Friday, May 29, 2009

Why not just call the sim Dachau

Everytime Ll puts in content or transaction controls, it breaks the grid. This time is no exception, their recent adult content campaign, while it is necessary to sell to corporate clients, is worse than the breakage after the gambling ban. Crashes are proliferating, and the mechanisms to enforce create zones of unusability. More over they are going to force people on to 1.23 soon, while that build is still hopelessly buggy and crawling with problems. 

The Lindens have set up a series of "oatmeal" sims to test their new found totalitarian spyware. Why don't they just call it Dachau? Or Gitmo? Or some other place befitting what it is, an attempt to set up a thought police system that monitors thought crimes? Because that would be bad marketing. 

Now realize that I am in favor of segregation between sex seeking behavior and other places. I don't want people hitting on me when I enter a business conference, I don't want to have a skybox and then next day a strip club goes up next door with people spilling over. There's no question in my mind that behavior needs to have it's time and place. However the content controls don't do that.
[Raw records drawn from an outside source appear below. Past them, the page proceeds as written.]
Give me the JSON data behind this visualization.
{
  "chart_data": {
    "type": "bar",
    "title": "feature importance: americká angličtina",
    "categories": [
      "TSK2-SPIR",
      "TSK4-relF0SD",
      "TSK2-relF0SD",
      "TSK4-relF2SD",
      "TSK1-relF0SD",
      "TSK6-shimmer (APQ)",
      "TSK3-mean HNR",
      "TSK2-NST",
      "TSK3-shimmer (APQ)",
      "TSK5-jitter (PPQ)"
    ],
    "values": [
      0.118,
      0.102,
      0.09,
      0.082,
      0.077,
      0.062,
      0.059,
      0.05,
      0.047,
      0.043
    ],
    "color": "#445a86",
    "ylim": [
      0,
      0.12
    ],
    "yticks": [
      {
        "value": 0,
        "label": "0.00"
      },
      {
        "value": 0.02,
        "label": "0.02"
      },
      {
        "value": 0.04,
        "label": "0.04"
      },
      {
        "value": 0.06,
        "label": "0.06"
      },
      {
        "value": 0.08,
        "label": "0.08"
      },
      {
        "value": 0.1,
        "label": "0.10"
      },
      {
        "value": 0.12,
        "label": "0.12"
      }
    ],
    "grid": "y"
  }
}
When landing in the PG sim, what was the first thing that happened?

You guessed it, an IM saying "Hey sexy!"

I then tried to walk on the PG sim, and it kept crashing me through the land down into negative numbers. That's right PG. I am on 1.22 but am verified, it would not let me into the adult area. So the answer to what is going on is very simple: it is broken, it is borking the rest of the grid, it does not work. I found a way to get into the sim easily enough based on a well known bug. They will fix it, but there will be many others.

Finally it makes me believe that the new avatar rendering, where only the final baked copies, are for nothing other than copy protection, and to prevent "naughty bits" from ever touching other people's computers.

Now LL allows child pornography in second life, in that it does not ban people who skirt the edges of obvious even when they do it in public and are reported. So they cannot take any kind of moral high ground here: they do not enforce the ToS or the law when it is not convenient to do so, but are spending virtually all of their programming resources to do this. No wonder so many techies abandoned ship. 

This is what LL spends it's time doing: breaking the service that people pay money for in pursuit of goals of questionable utility.